HM CUSTOMS & Excise has introduced a major change in its VAT treatment of pick-up vehicles, including double cabs. The new definition will now classify pick-ups as vans rather than cars if they have a payload of more than 1,000kg.

The changes will effectively make double-cabs such as the Mitsubishi L200, Ford Ranger and Mazda B-Series 17.5% cheaper to acquire for VAT-registered companies - a saving of £2,951 on Mitsubishi's L200 4Life and £3,530 on the Mazda B-2500 4Action - although they will have to account for VAT on the vehicles' disposal price. The Inland Revenue, however, will maintain its ambiguous treatment of double-cabs, insisting that if the vehicles are used primarily for the transport of goods then they are vans, but that if they are used for carrying people then they are cars. This prevents company car drivers from cutting their benefit-in-kind tax bill by choosing a double-cab.

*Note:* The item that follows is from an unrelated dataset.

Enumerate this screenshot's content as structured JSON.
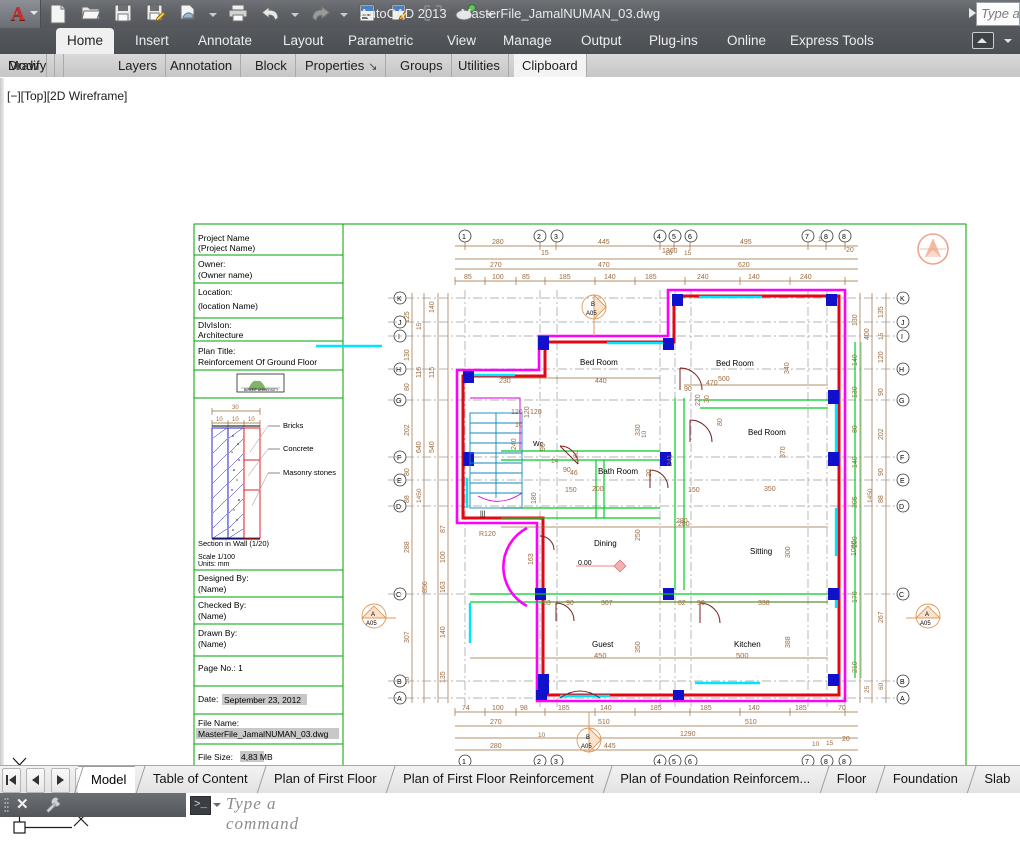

But if the Inland Revenue did adopt Customs' blanket definition of a double-cab as a light commercial vehicle (so long as its payload exceeded 1,000kg), it could stimulate massive demand among company car drivers for double-cabs that incurred benefit charges of just £500 (the flat rate figure applied to vans), rather than 35% of their list price (the BIK calculation for cars).